Na odkrytych fragmentach znajdują się inskrypcje, które są skrótem od słów „Sigismundus Primus Dei Gratia Rex Poloniae” („Zygmunt Pierwszy z Bożej łaski król Polski”). Dodatkowo widnieją na nich herby Polski (Orzeł) i Litwy (Pogoń). To prawdopodobnie fragment berła Zygmunta I Starego. - Są bezcenne, to obiekty klasy zero – podkreśla Karolina Nowak, historyk prowadząca prace w klasztorze.
Przedmioty zostały znalezione podczas prac inwentaryzacyjnych, prowadzonych w podziemiach krakowskiego klasztoru oo. dominikanów.

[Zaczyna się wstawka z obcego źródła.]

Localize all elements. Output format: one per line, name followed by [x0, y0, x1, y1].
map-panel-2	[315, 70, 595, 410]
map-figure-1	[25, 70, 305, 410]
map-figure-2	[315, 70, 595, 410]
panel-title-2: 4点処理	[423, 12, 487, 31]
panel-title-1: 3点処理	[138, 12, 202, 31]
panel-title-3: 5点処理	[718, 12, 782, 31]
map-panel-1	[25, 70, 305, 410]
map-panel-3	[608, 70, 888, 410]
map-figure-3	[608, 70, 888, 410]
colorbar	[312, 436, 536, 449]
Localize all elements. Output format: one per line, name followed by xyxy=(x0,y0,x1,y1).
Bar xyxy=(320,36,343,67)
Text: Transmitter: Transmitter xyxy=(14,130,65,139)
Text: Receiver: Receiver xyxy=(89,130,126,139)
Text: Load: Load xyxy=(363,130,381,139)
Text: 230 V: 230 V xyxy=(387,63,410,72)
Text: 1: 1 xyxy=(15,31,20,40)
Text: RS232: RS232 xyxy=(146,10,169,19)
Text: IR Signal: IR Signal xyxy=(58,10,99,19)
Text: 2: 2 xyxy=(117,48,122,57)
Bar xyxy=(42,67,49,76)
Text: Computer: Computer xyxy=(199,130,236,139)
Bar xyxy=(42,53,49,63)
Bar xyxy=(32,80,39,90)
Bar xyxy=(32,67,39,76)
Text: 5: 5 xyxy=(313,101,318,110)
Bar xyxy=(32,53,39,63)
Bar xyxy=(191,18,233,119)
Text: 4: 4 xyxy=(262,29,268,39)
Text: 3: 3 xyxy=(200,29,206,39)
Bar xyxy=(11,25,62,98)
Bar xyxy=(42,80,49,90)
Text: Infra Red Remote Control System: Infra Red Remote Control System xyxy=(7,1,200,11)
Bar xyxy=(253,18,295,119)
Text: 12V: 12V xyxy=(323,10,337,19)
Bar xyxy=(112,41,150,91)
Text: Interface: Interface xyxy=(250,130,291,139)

- Ich wartość historyczna jest olbrzymia. Jeśli chodzi o wartość monetarną, to jest ona niepoliczalna. Są to obiekty klasy zero, co oznacza, że są bezcenne – zdradza Karolina Nowak, historyk prowadząca prace w klasztorze. Przedmioty najprawdopodobniej ukrył ks. Adam Studziński, znany krakowski dominikanin. Opiekował się on między innymi skarbcem.
Berło królewskie Zygmunta I Starego?
Pod klasztorem znaleziono m.in. biżuterię wczesnochrześcijańską: złote rzymskie pierścienie zdobione drogimi kamieniami, zausznice i scytyjską szpilę ze srebra.

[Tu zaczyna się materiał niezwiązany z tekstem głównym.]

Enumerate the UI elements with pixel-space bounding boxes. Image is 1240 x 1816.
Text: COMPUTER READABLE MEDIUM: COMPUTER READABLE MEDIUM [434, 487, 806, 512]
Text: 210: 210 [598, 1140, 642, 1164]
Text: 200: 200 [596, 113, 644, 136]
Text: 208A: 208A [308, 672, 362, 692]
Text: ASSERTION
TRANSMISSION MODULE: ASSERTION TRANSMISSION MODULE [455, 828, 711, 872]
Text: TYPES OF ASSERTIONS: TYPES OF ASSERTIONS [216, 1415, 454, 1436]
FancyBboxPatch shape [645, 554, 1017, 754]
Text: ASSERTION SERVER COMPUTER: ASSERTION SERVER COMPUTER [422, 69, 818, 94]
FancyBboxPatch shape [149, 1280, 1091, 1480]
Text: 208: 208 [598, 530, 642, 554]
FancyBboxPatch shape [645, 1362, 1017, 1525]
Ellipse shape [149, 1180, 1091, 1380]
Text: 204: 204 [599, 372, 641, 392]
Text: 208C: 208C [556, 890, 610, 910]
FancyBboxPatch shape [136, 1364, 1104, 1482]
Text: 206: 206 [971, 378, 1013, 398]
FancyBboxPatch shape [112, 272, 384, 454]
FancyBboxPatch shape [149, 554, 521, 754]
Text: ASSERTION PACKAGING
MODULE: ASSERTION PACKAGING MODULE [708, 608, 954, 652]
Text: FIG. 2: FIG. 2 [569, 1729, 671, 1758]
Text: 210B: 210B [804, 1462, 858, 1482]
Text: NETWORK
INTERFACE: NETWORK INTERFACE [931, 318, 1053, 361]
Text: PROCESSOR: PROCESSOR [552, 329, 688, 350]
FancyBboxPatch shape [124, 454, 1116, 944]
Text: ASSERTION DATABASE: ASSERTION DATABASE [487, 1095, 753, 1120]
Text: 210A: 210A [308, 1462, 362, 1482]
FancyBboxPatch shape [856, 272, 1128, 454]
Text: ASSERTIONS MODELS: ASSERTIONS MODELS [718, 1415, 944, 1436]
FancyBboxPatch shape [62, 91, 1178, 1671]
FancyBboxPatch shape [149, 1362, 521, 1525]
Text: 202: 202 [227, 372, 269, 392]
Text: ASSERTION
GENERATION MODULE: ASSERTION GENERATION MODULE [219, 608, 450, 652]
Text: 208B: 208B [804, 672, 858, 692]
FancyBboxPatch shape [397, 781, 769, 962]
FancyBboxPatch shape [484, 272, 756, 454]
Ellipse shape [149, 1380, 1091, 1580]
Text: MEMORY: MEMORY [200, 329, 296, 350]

Trzy grawerowane przedmioty wykonane są z kruszcu bardzo wysokiej próby. Inskrypcje na nich to skrót od słów „Sigismundus Primus Dei Gratia Rex Poloniae” („Zygmunt Pierwszy z Bożej łaski król Polski”). Dodatkowo widnieją tam herby Polski (Orzeł) i Litwy (Pogoń).

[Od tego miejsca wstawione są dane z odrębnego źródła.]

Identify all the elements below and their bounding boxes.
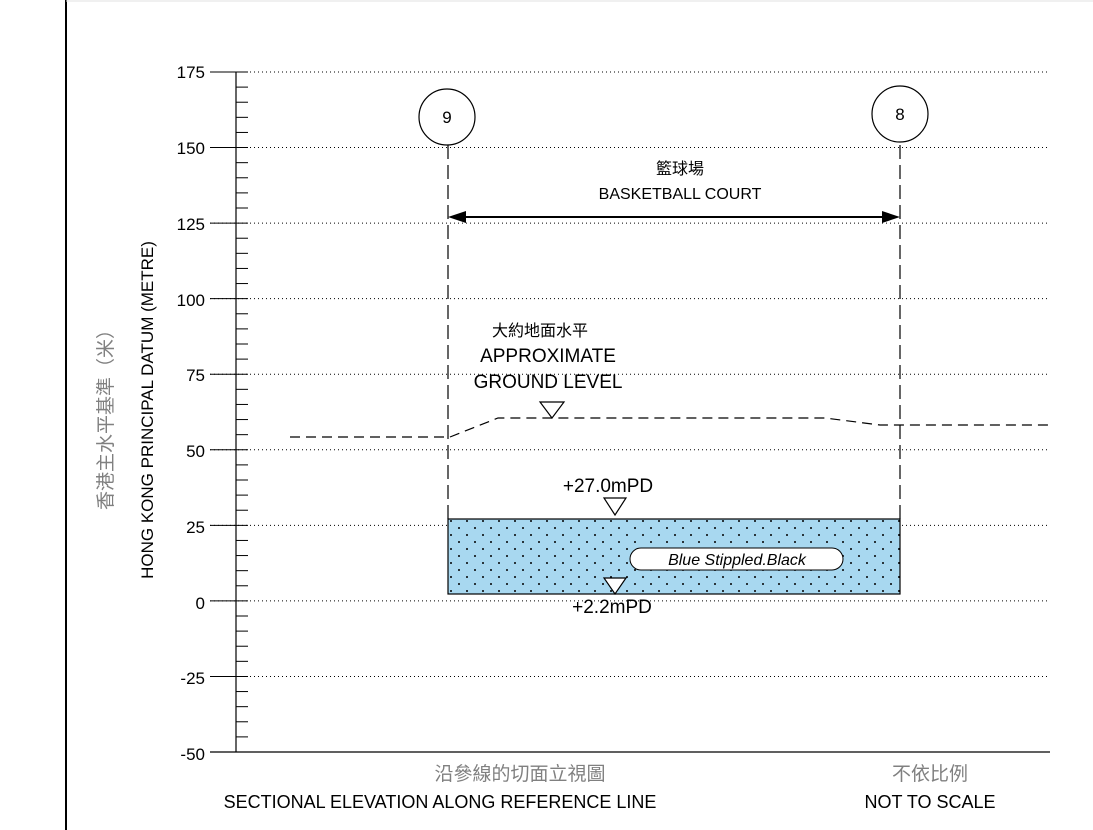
ground-level-marker-icon	[538, 401, 566, 419]
top-level-marker-icon	[602, 497, 628, 517]
tick-label-0: 0	[196, 594, 205, 613]
court-name-en: BASKETBALL COURT	[599, 186, 762, 203]
ground-label-en-1: APPROXIMATE	[480, 346, 616, 367]
tick-label-minus25: -25	[180, 669, 205, 688]
tick-label-minus50: -50	[180, 745, 205, 764]
reference-marker-8	[871, 85, 929, 143]
axis-label-zh: 香港主水平基準（米）	[95, 320, 117, 510]
top-level-label: +27.0mPD	[563, 476, 653, 497]
footer-scale-zh: 不依比例	[892, 763, 968, 785]
fill-legend-text: Blue Stippled.Black	[668, 552, 807, 569]
tick-label-25: 25	[186, 518, 205, 537]
tick-label-175: 175	[177, 63, 205, 82]
fill-legend-tag	[629, 547, 844, 571]
bottom-level-label: +2.2mPD	[572, 597, 652, 618]
reference-marker-8-label: 8	[895, 105, 904, 124]
bottom-level-marker-icon	[602, 577, 628, 596]
footer-title-zh: 沿參線的切面立視圖	[434, 763, 605, 785]
minor-ticks	[210, 71, 248, 753]
tick-label-50: 50	[186, 442, 205, 461]
reference-marker-9	[418, 88, 476, 146]
ground-label-en-2: GROUND LEVEL	[474, 372, 623, 393]
tick-label-150: 150	[177, 139, 205, 158]
tick-label-75: 75	[186, 366, 205, 385]
ground-label-zh: 大約地面水平	[492, 321, 588, 340]
footer-scale-en: NOT TO SCALE	[864, 792, 995, 812]
tick-label-125: 125	[177, 215, 205, 234]
footer-title-en: SECTIONAL ELEVATION ALONG REFERENCE LINE	[224, 792, 657, 812]
axis-label-en: HONG KONG PRINCIPAL DATUM (METRE)	[138, 241, 157, 579]
tick-label-100: 100	[177, 291, 205, 310]
ground-profile-line	[290, 417, 1050, 438]
arrowhead-left-icon	[448, 211, 466, 223]
reference-marker-9-label: 9	[442, 108, 451, 127]
tick-labels: 175 150 125 100 75 50 25 0 -25 -50	[177, 63, 205, 764]
arrowhead-right-icon	[882, 211, 900, 223]
court-name-zh: 籃球場	[656, 159, 704, 178]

Prawdziwą sensację znalezione w skarbcu zbudziły jednak wykonane ze złota okucia, gdyż historycy podejrzewają, że mogły one stanowić fragment królewskiego berła. Świadczy o tym wyryta na nich inskrypcja, skrót od Sigismundus Primus Dei Gratia Rex Poloniae” ( czyli „Zygmunt Pierwszy z Bożej łaski król Polski”) oraz herby – polski orzeł i litewska Pogoń.
- Te przedmioty są tym cenniejsze, że Prusacy przetopili polskie insygnia koronacyjne. Z regaliów pozostał nam jedynie Szczerbiec. Jest również jabłko królewskie, złożone na Jasnej Górze, które jednak budzi dyskusje specjalistów – zauważa Karolina Nowak.
Utworzą muzeum?
Teraz zabytkowe przedmioty zostaną gruntownie przebadane i zabezpieczone. Nie wiadomo jednak jeszcze, do którego muzeum trafią.
- Od jakiegoś czasu prowadzimy intensywne starania o utworzenie muzeum dominikanów, w którym będziemy mogli prezentować nasze cenne zbiory. Jest to jeden z naszych najważniejszych priorytetów, których realizację planujemy na najbliższe lata. Projekt jest jednak niezwykle skomplikowany i kosztowny, przekraczający możliwości finansowe klasztoru, dlatego poszukujemy współpartnerów do jego realizacji – stwierdza historyczka.